Boris Gribkov smiled as he walked from the barracks to the airstrip. “Isn't that something?” he said, his breath smoking as he spoke. “Makes me wish I spoke English, damned if it doesn't.”

His Tu-4, like all the heavy bombers at Provideniya, had turned into a B-29.
Maskirovka
was a many-splendored thing. The paint job had always been the biggest visual difference between the original and its reverse-engineered half brother. The other Soviet features—the engines, the cannons that replaced .50-caliber machine guns in the turrets—didn't stand out to the eye.

Now the red Soviet stars and numbers were gone. White U.S. stars inside blue replaced them. So did American numbers and group markings. If you saw Gribkov's plane or any of the others here, you would swear it came out of a Boeing factory, not one from half the world away.

Vladimir Zorin came out with a nasty chuckle. “We may not speak English, but the imperialists will understand what we tell them,” the copilot said.
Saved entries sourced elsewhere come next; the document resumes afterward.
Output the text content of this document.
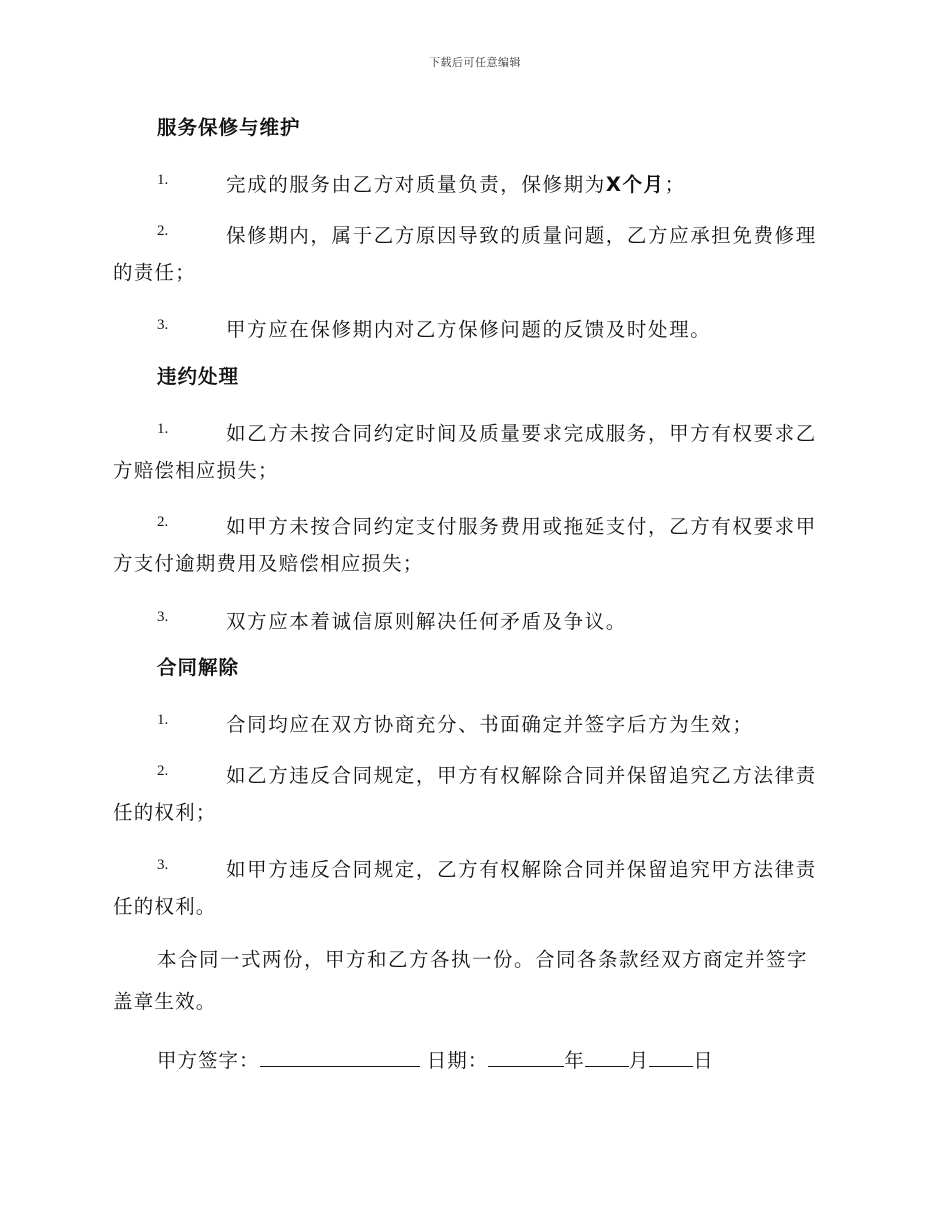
下载后可任意编辑
服务保修与维护
1.	完成的服务由乙方对质量负责，保修期为X个月；
2.	保修期内，属于乙方原因导致的质量问题，乙方应承担免费修理
的责任；
3.	甲方应在保修期内对乙方保修问题的反馈及时处理。
违约处理
1.	如乙方未按合同约定时间及质量要求完成服务，甲方有权要求乙
方赔偿相应损失；
2.	如甲方未按合同约定支付服务费用或拖延支付，乙方有权要求甲
方支付逾期费用及赔偿相应损失；
3.	双方应本着诚信原则解决任何矛盾及争议。
合同解除
1.	合同均应在双方协商充分、书面确定并签字后方为生效；
2.	如乙方违反合同规定，甲方有权解除合同并保留追究乙方法律责
任的权利；
3.	如甲方违反合同规定，乙方有权解除合同并保留追究甲方法律责
任的权利。
本合同一式两份，甲方和乙方各执一份。合同各条款经双方商定并签字
盖章生效。
甲方签字：	日期：	年 月 日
“You're right about that, even if they don't understand us,” Gribkov said. His big hope for accomplishing his mission was that any American fighter pilot who happened to spot the Tu-4 would take it for a B-29 and pay no attention to it.

No guarantees, of course. No guarantees about anything that had to do with what they were about to try. All the aircrew knew that. Everybody understood it. No one had shied away or refused to fly, even though Colonel Doyarenko swore there would be no reprisals against anybody who wanted out.

Gribkov didn't believe him. He didn't believe any of the other flyers did, either. Maybe they wouldn't give you a bullet in the nape of the neck. Maybe. But you would get an enormous black mark on your record. You would never see another promotion or another assignment you actually wanted. And what would happen to your family? They had all kinds of ways to make you sorry if you stepped out of line, and to make the people you loved even sorrier.

Two ladders led up into the bomber. Gribkov, Zorin, and Alexander Lavrov, the bombardier, climbed up into the one that led to the cockpit. The radioman, the navigator, the flight engineers, the radar operator, the fire-control scanners, and the poor, lonely tail gunner boarded through the bomb bay.